It’s a quiet evening in the hills of Cannes, overlooking the sea… a view that I have become used to over the last two weeks. The glittering view of the hills encroaching onto the Mediterranean, like fingers desperately digging into the earth, trying to hold on. That’s what it’s felt like these last two weeks for me, which is why I haven’t been writing. I honestly thought that I had changed completely. I would wake up in the morning, unable to recognise myself. I forgot why it is that I wanted to move here in the first place – I seemed so lost, and was struggling to settle my roots even though I’ve been here so many times. I felt isolated up here, surrounded by beauty but completely alone. There are always two sides to loneliness.
One is dark, harsh, a sinking feeling, a suffocation. The other is peaceful, spacious, lots of room to breathe without worrying about the need to pretend to be someone else for the sake of others. There has been a good dose of both, and between the two I moved so fluidly and rapidly that I new a transformation was happening but I just didn’t know what the outcome would be. But finally, I’m here. And this evening, as I watch the sky go dark, I start to feel the familiar magic of the life I’d dreamed here before. It’s been coming back to me, piece by piece, in an even more beautiful way than before.
In this region, I have spent many days by the side of loneliness. From the moment I moved here, without any friends or any French, living life in my little bubble of a flat by the forest. To my days looking over the tourists walking through the streets of Valbonne, where all I could do was watch other people laugh and enjoy their time together. To the countless times I’d returned… my hot summer nights in Antibes, coast side apartments in Golfe Juan, and countless fresh spring mornings when I’d return to Valbonne, again and again in search of I don’t know what. Every single time, I’d seen a different face of what it means to be alone. I suppose that’s what life is in one sense, when we remove the moments where we are distracted by others. Adding up all the times when you take a moment to reflect that you are indeed alone, even in a room full of people… I think it sums up to the bulk of our lives.

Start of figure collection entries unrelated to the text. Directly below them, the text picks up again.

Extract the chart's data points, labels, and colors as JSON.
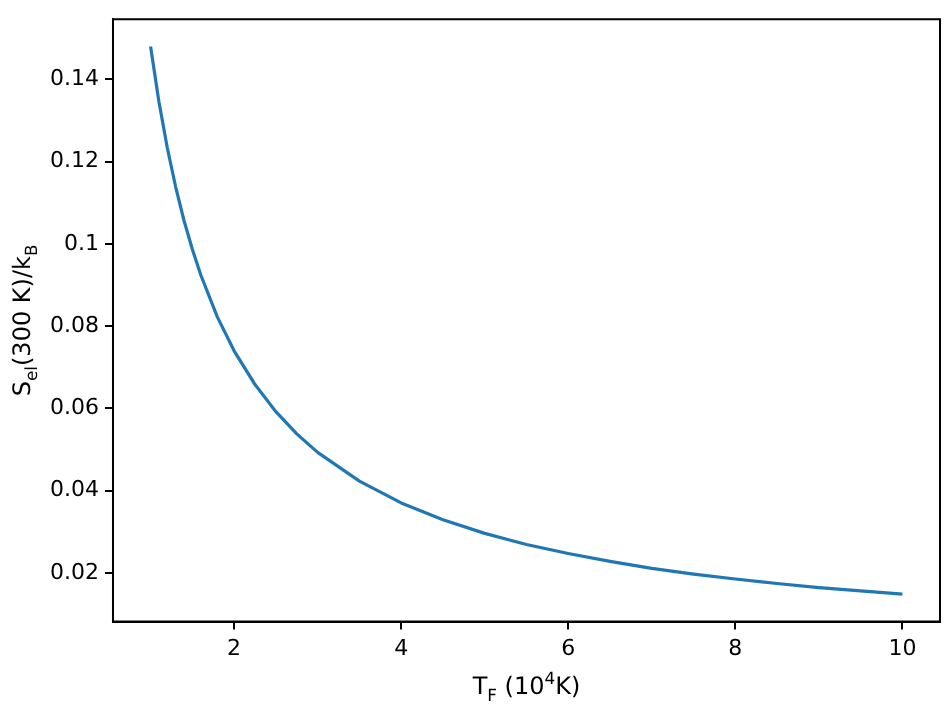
{
  "chart_data": {
    "type": "line",
    "xlabel": "T$_{F}$ (10$^{4}$K)",
    "ylabel": "S$_{el}$(300 K)/k$_{B}$",
    "x": [
      1,
      1.1,
      1.2,
      1.3,
      1.4,
      1.5,
      1.6,
      1.8,
      2,
      2.25,
      2.5,
      2.75,
      3,
      3.5,
      4,
      4.5,
      5,
      5.5,
      6,
      6.5,
      7,
      7.5,
      8,
      8.5,
      9,
      9.5,
      10
    ],
    "series": [
      {
        "color": "#1f77b4",
        "values": [
          0.148,
          0.1346,
          0.1234,
          0.1139,
          0.1057,
          0.0987,
          0.0925,
          0.0822,
          0.074,
          0.0658,
          0.0592,
          0.0538,
          0.0493,
          0.0423,
          0.037,
          0.0329,
          0.0296,
          0.0269,
          0.0247,
          0.0228,
          0.0211,
          0.0197,
          0.0185,
          0.0174,
          0.0164,
          0.0156,
          0.0148
        ]
      }
    ],
    "xlim": [
      0.55,
      10.45
    ],
    "ylim": [
      0.00814,
      0.15466
    ],
    "xticks": [
      2,
      4,
      6,
      8,
      10
    ],
    "yticks": [
      0.02,
      0.04,
      0.06,
      0.08,
      0.1,
      0.12,
      0.14
    ],
    "grid": false,
    "legend": false,
    "marker": "none",
    "line_style": "solid"
  }
}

This occasion has been no different, and I have learned in perhaps one of the most disorientating ways what it’s been like. It’s certainly not been the worst, and for that I’m grateful. It’s hard to be depressed when there is so much beauty around me. From the garden just outside my balcony, to the old streets of Cannes just by the sea. I have let the heaviness of paperwork for the first two weeks give me a swift bout of amnesia – it’s the only way I can describe it. I felt alienated, like a stranger, lost within the dream that I have fulfilled. I guess that’s why they say be careful what you wish for. When we want something so badly, it can give us a certain amount of shock when it happens. It might cause us to be disoriented for a while or, I think the French actually have a better word for it.

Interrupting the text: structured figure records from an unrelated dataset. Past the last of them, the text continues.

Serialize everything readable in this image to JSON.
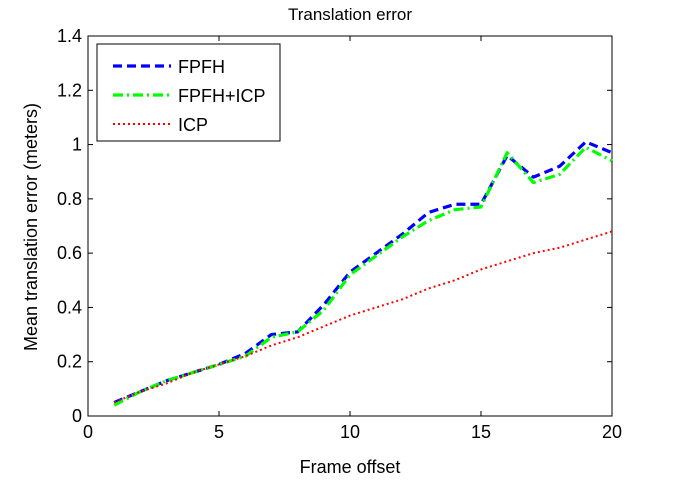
{
  "chart_data": {
    "type": "line",
    "title": "Translation error",
    "xlabel": "Frame offset",
    "ylabel": "Mean translation error (meters)",
    "xlim": [
      0,
      20
    ],
    "ylim": [
      0,
      1.4
    ],
    "xticks": [
      0,
      5,
      10,
      15,
      20
    ],
    "xtick_labels": [
      "0",
      "5",
      "10",
      "15",
      "20"
    ],
    "yticks": [
      0,
      0.2,
      0.4,
      0.6,
      0.8,
      1.0,
      1.2,
      1.4
    ],
    "ytick_labels": [
      "0",
      "0.2",
      "0.4",
      "0.6",
      "0.8",
      "1",
      "1.2",
      "1.4"
    ],
    "grid": false,
    "legend_position": "top-left",
    "x": [
      1,
      2,
      3,
      4,
      5,
      6,
      7,
      8,
      9,
      10,
      11,
      12,
      13,
      14,
      15,
      16,
      17,
      18,
      19,
      20
    ],
    "series": [
      {
        "name": "FPFH",
        "color": "#0000ff",
        "style": "dashed",
        "values": [
          0.05,
          0.09,
          0.13,
          0.16,
          0.19,
          0.23,
          0.3,
          0.31,
          0.41,
          0.53,
          0.6,
          0.67,
          0.75,
          0.78,
          0.78,
          0.96,
          0.88,
          0.92,
          1.01,
          0.97
        ]
      },
      {
        "name": "FPFH+ICP",
        "color": "#00ff00",
        "style": "dash-dot",
        "values": [
          0.04,
          0.09,
          0.13,
          0.16,
          0.19,
          0.22,
          0.29,
          0.31,
          0.39,
          0.52,
          0.59,
          0.66,
          0.72,
          0.76,
          0.77,
          0.97,
          0.86,
          0.89,
          0.99,
          0.94
        ]
      },
      {
        "name": "ICP",
        "color": "#ff0000",
        "style": "dotted",
        "values": [
          0.05,
          0.09,
          0.12,
          0.16,
          0.19,
          0.22,
          0.26,
          0.29,
          0.33,
          0.37,
          0.4,
          0.43,
          0.47,
          0.5,
          0.54,
          0.57,
          0.6,
          0.62,
          0.65,
          0.68
        ]
      }
    ]
  }
}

Dépayser… it means disoriented but it derives from the word pays or country. To take someone out of the country where they reside, for a more or less long time. To be “de-countried” in away. Arriving in France as a tourist and arriving as a resident literally feels different because I am aware of how much time I have ahead of me now – it’s not simply a holiday. There is an aspect of commitment to it. The practicality of my dream now weighs upon me – it’s no use only dreaming of it now, I must live it. Or at least, I must try. There is no point in giving it half of my heart, now that I’m here, it makes sense to take the dive. Otherwise, it would be like going to Paris without seeing the Eiffel Tower. There would be no point. Except in this case, unlike seeing the Eiffel Tower, it is going to take a considerable amount of investment – of time, money, effort, emotion, expectation. What I have learned though, is that this doesn’t mean that I need to rush ahead and do everything before time runs out… indeed, I have put myself in a position where I actually have time now.

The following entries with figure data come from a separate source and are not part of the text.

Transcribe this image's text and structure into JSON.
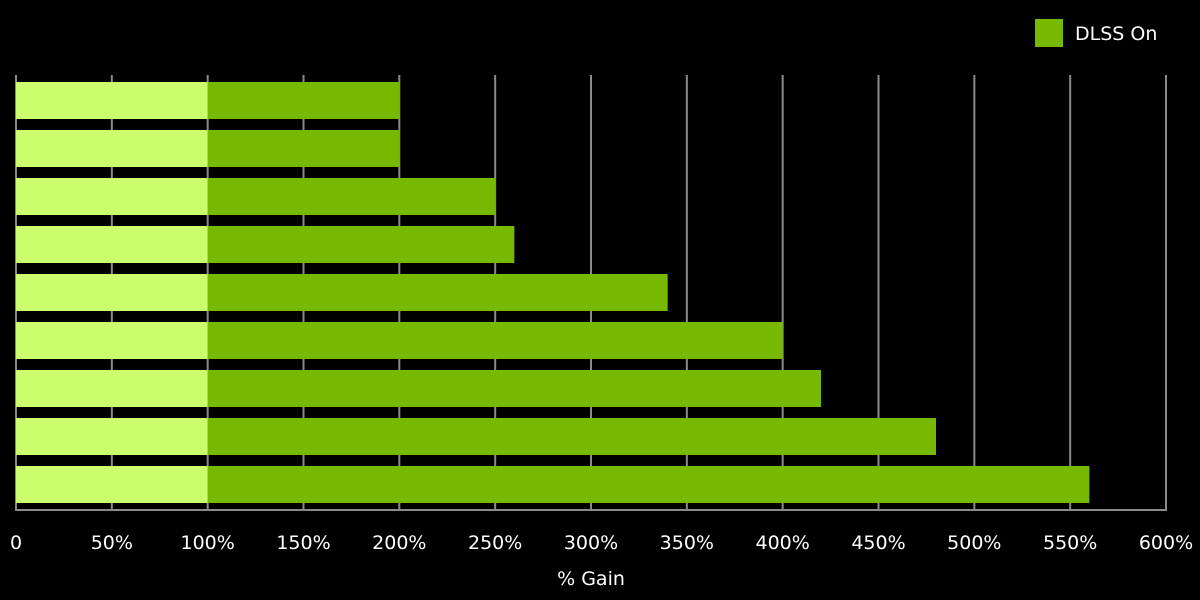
{
  "chart_data": {
    "type": "bar",
    "orientation": "horizontal",
    "stacked": true,
    "title": "",
    "xlabel": "% Gain",
    "ylabel": "",
    "xlim": [
      0,
      600
    ],
    "x_ticks": [
      "0",
      "50%",
      "100%",
      "150%",
      "200%",
      "250%",
      "300%",
      "350%",
      "400%",
      "450%",
      "500%",
      "550%",
      "600%"
    ],
    "x_tick_values": [
      0,
      50,
      100,
      150,
      200,
      250,
      300,
      350,
      400,
      450,
      500,
      550,
      600
    ],
    "grid": true,
    "legend_placement": "top-right",
    "series": [
      {
        "values": [
          100,
          100,
          100,
          100,
          100,
          100,
          100,
          100,
          100
        ],
        "color": "#ccff6e"
      },
      {
        "name": "DLSS On",
        "values": [
          100,
          100,
          150,
          160,
          240,
          300,
          320,
          380,
          460
        ],
        "color": "#76b900"
      }
    ],
    "totals": [
      200,
      200,
      250,
      260,
      340,
      400,
      420,
      480,
      560
    ]
  },
  "colors": {
    "background": "#000000",
    "grid": "#8a8a8a",
    "text": "#ffffff"
  }
}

It feels strange. I have time to plan things out, I am no longer fighting against the clock of the “tourist period” when I travel around Europe these days. To some extent, the need to slow down and pace myself has come as a surprise to me. Simply because I’d forgotten what life was like without the pressure of needing to “get out” in time. I forgot what it was like to live life with ease. Time is indeed a luxury, and like all luxuries it can be a little scary after living your life without it for so long. Scary to relax into it: time, love, freedom. All things that we search and long for but are so accustomed to living without, that when it comes knocking on our door we don’t want to let our guard down. God forbid that we actually let ourselves enjoy life for once. It’s a trap any of us can easily become entangled in… but luckily I am remembering, even if it is after two weeks of fear. Finally, I can slow down and enjoy the time I have been given.